Another new playwright whose work caught the ear was Bruce Bonafede. His one-act, ``Advice to the Players,'' was based upon an incident that occurred in Baltimore in 1982 in which two South African actors canceled performances of ``Waiting for Godot'' after protests by an anti-apartheid group. Bonafede's version of this political and artistic conundrum was largely sound despite some lapses in the director's character. Most exciting were performances by Tom Wright and Delroy Lindo as the two actors.
Lindo also served as the artistic linchpin in a far less effective one-act, ``The Black Branch,'' by Gary Leon Hill and Jo Hill. A disappointing piece by Mr. Hill, the author of the 1982 ATL premi`ere, ``Food From Trash,'' this work is ostensibly another look at the politics of power. It takes its swipes at the drug industry, overbearing nurses, and everything between. But set in a state-run mental hospital, it plays as an unimproved version of Ken Kesey's original story, ``One Flew Over the Cuckoo's Nest.''
``Days and Nights Within,'' by Ellen McLaughlin, was a taut two-person drama based loosely on Erica Wallach's story in her book ``Light at Midnight.'' Sketching the relentless events of a two-year interrogation and brainwashing attempt in an East Berlin prison, McLaughlin's work was tidily and effectively directed by Jon Jory. Despite a spotlit set that more resembled a chic loft apartment than a 1950s East-bloc prison, the play succeeded on the backs of its intelligent script and intense, nuanced performances by Ken Jenkins and Beth Dixon.
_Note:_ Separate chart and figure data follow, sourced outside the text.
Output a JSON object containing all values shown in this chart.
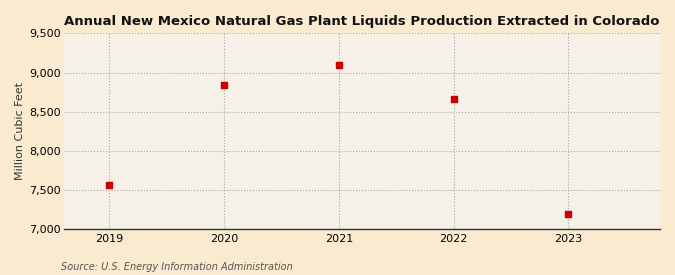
{
  "title": "Annual New Mexico Natural Gas Plant Liquids Production Extracted in Colorado",
  "ylabel": "Million Cubic Feet",
  "source": "Source: U.S. Energy Information Administration",
  "x": [
    2019,
    2020,
    2021,
    2022,
    2023
  ],
  "y": [
    7560,
    8840,
    9090,
    8660,
    7190
  ],
  "marker_color": "#cc0000",
  "marker_size": 25,
  "marker_style": "s",
  "ylim": [
    7000,
    9500
  ],
  "yticks": [
    7000,
    7500,
    8000,
    8500,
    9000,
    9500
  ],
  "xticks": [
    2019,
    2020,
    2021,
    2022,
    2023
  ],
  "xlim": [
    2018.6,
    2023.8
  ],
  "bg_color": "#faebd0",
  "plot_bg_color": "#f5f0e8",
  "grid_color": "#888888",
  "title_fontsize": 9.5,
  "axis_fontsize": 8,
  "source_fontsize": 7
}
Among the several works bringing up the rear this year were Lee Blessing's surprisingly unfunny two-person drama, ``War of the Roses.'' The author of such past ATL premi`eres as ``Oldtimers Game'' and ``Independence,'' Mr. Blessing seemed off his mark with this preciously titled look at modern marriage.
Blessing is no Updike when it comes to plumbing the heart of surburban matrimony, and many of his lines (``Love is an excuse to forget we exist'') smacked of Pinteresque pretensions. The physical violence that erupted toward the end of this extended one-act was a gratuitous substitute for substantive dramatic exchange. The final balletic coda of the couple's reconciliation was simply strained.
James McLure's ``The Very Last Lover of the River Cane,'' this year's contender in the good-ole-boy category, was a swing and a miss. A tale of unrequited but true love, Texas style, was not up to McLure's previous standards set by his earlier work, ``Lone Star,'' which ran on Broadway in 1980.
Although the verbal jokes packed a minor punch -- ``Hey, you kicked me in the head. That's because she didn't want to hurt you'' -- it was the three rounds of phony fisticuffs that were center stage. The 30 or so minutes of choreographed pummeling gave a workout to fight director Rankin, as well as lead actors Leo Burmester and Christian Kauffman. The Paul Owens set for the ``Tranquillity Lounge'' included a wooden chandelier just right for swinging. The rest happily broke apart at the appropriate moments.
``Ride the Dark Horse,'' by J. F. O'Keefe, was simply an overwrought domestic drama that hinged on the very unoriginal premise of the promising young prodigy struck down by a fatal illness. After sitting through more than two hours of writing that tended toward soap opera and acting that wasn't far behind, the audience was in as much pain as the characters.
``Available Light,'' by Heather McDonald, the festival's lone period piece, was an unwieldly, amateurish work set for no discernible reason in 19th-century France. The story of some angst-ridden villagers, McDonald's play rambled from discussions of feminism and sexual coming-of-age to a longing for spiritual transcendence -- all legitimate themes but not one whit enhanced by the play's antique setting. Marcia Dixon's floaty costumes and Sherry Gilpin's ye olde country dances were only the most gratuitous nods toward authenticity. Most annoying were the extensive discussions of flatulence the author passed off as earthy peasantries.
(Two additional one-act plays, ``The American Century,'' by Murphy Guyer, and ``The Root of Chaos,'' by Douglas Soderberg, were not seen by this reviewer.)